Opinion leaders
Opinion leaders:
Activists, story spinners, experts, organization leaders
Opinion leaders are those whose opinions are respected by others, with the effect that others adopt those opinions. There are three main kinds of opinion leaders: activists, journalists/influencers, experts, and organization leaders. All four have influence over policy directions in their areas of specialization. Organization leaders can include everyone from village elders to presidents.
Activists
Activists are sometimes journalists, experts, or organization leaders, but as activists, their prime contributions to fomenting opinion change comes from the motivation and resources they apply the issue in question. Social psychologists have found that those who speak more in a group problem solving context are more likely to emerge as the leaders of the group. So it is with activists. Their continual displays of interest in the problem and motivation to resolve it leads others to look to them for orientation and opinions. Moreover, when they belong to formal activist organizations they have the resources and legitimacy to spread their views more broadly.
Story spinners: Journalists & social media influencers
News media tell stories. They put the facts of events into a narrative that has a problem and an actor responsible for either causing or solving the problem. They prefer narratives with conflict between good actors (heroes) and bad actors (villains). Too much complexity and nuance ruins the flow of the story.
When an organization’s activities remain of purely local concern and are not marked by conflict, journalists and social media influencers have little motivation to build narratives about them. However, when there is open conflict they will comment, trying first to make it a variation on an already familiar narrative. Only as a last resort will they construct a new narrative with customized good guys and bad guys affecting a new threat or disruption. Their stock of existing narratives inevitably reflects the political biases of their professional peers and their particular audiences. That’s how they decide who is good and who is bad.
When the activities of an organization attract the attention of the story spinners, it usually activates support or opposition from large numbers of the public who have already taken sides on the stock narrative to which the activity is being linked. Thus a 20 hectare construction project can elicit opposition from biodiversity proponents and a 20 hectare installation of solar panels can elicit support from climate change activists.
The Stakeholder 360 involves interviews with all those who have an interest in the activity and elicits their version of the story. This is strategically valuable for the organization because it shows what changes to the activity would increase or decrease support (i.e., the social licence) and what coalitions have formed, or could form in the future.
Experts
Experts are recognized by their peers as having acquired advanced knowledge in a particular area. When Robert Boutilier studied public opinion on the public policy of testing automobiles for polluting emissions in the Canadian province of British Columbia, auto mechanics were found to be influential experts. Many auto mechanics had begun telling their customers that the tests were being performed too frequently to have any beneficial effect on emissions. The government reduced the frequency of testing to avoid diffusion among the general public of the emerging narrative that the tests were a useless cash grab. Fortunately for the government, by learning the views of opinion leaders they avoided a politically damaging public debate before it had a chance to gain much attention.
Organization leaders
This may be the most important category because it includes government bodies and most of the local stakeholders.

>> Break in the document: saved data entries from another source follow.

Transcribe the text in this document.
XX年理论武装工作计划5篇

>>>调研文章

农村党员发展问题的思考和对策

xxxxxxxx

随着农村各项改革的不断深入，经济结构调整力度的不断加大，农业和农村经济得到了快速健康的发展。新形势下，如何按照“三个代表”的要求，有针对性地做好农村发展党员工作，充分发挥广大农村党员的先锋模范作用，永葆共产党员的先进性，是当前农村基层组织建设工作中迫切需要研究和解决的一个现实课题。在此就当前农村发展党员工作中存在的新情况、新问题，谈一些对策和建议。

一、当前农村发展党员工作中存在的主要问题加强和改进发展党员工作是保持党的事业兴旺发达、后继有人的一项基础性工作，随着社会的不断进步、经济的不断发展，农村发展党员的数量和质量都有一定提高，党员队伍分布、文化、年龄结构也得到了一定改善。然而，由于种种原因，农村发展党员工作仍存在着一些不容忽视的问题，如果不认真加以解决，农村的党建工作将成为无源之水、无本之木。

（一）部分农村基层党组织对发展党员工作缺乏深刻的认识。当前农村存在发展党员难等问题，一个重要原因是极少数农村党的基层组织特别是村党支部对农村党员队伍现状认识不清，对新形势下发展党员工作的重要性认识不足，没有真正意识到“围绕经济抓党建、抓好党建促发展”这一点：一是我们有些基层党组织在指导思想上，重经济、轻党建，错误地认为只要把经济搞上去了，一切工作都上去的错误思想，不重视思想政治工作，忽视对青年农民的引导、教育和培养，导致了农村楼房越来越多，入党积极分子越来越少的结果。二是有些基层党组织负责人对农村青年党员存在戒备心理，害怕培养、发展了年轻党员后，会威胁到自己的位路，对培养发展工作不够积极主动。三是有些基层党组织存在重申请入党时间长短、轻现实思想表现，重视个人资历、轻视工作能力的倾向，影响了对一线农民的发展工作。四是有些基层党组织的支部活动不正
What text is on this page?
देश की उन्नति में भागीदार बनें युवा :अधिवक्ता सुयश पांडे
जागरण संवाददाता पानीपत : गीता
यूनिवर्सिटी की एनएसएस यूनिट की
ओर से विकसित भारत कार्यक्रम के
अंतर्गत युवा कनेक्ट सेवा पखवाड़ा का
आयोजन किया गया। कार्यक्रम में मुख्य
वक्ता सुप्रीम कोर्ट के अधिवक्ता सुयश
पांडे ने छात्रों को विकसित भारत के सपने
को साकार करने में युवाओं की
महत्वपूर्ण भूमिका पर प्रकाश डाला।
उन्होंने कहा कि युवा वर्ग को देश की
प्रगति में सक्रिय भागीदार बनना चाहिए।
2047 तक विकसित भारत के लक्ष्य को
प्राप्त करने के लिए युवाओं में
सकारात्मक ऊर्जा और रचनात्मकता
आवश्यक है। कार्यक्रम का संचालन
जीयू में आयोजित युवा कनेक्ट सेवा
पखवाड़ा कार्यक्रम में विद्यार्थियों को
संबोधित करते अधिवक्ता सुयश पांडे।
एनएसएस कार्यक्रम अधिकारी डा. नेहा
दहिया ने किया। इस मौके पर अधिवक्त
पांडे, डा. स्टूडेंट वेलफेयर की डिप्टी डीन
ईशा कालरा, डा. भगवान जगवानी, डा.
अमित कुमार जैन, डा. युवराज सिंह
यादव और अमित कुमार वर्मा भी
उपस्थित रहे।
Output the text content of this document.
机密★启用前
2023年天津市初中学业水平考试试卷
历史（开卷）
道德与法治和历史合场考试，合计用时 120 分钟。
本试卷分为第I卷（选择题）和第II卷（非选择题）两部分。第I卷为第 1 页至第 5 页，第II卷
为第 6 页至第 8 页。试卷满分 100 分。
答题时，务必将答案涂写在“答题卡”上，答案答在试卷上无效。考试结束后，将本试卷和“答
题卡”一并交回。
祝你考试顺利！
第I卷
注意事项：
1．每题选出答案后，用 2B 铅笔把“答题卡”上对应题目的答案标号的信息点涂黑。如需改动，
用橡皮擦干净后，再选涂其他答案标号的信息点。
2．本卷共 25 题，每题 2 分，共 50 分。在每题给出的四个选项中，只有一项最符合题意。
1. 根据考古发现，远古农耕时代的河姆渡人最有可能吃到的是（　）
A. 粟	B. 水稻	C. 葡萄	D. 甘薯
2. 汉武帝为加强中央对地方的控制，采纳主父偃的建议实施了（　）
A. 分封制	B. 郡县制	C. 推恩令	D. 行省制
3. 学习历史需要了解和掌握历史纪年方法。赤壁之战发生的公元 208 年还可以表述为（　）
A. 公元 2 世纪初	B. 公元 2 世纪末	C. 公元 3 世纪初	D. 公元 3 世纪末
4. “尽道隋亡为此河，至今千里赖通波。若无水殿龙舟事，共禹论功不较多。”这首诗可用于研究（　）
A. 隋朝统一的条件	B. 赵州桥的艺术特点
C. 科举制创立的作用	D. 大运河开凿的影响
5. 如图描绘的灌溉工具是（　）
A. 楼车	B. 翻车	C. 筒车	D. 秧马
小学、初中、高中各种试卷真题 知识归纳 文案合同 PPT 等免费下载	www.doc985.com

Leaders of organizations and groups are also opinion leaders. In most organizations there is an executive group that develops a response to new policies or changes in activities that affect the organization. The leaders then communicate their position throughout the organization, usually in the format of a policy narrative. This is the top-down aspect of leadership. Where the organization’s leadership is elected, or emerges from popular alliances, the leaders must be responsive to shifts in preferences among the rank and file. Otherwise, they are replaced. This is the bottom-up aspect of leadership.
As a result of both top-down and bottom-up dynamics, the organization’s spokespersons can articulate either what the membership’s views will soon be, or what their views are shifting towards already. Moreover, they also tend to receive more attention from the media, which give them far more socio-political influence than randomly selected members of the public at large.
Groups usually have more socio-political influence than individuals
The Stakeholder 360® focuses on the group level. People have more socio-political impact when they work in groups. A spokesperson for a group represents the views of many individuals, while each individual taken separately, speaks only for themselves.
The groups do not necessarily have to be formal organizations. For example, in a study in Papua New Guinea, we treated clans as stakeholder groups and interviewed the elders as the representatives of the clans.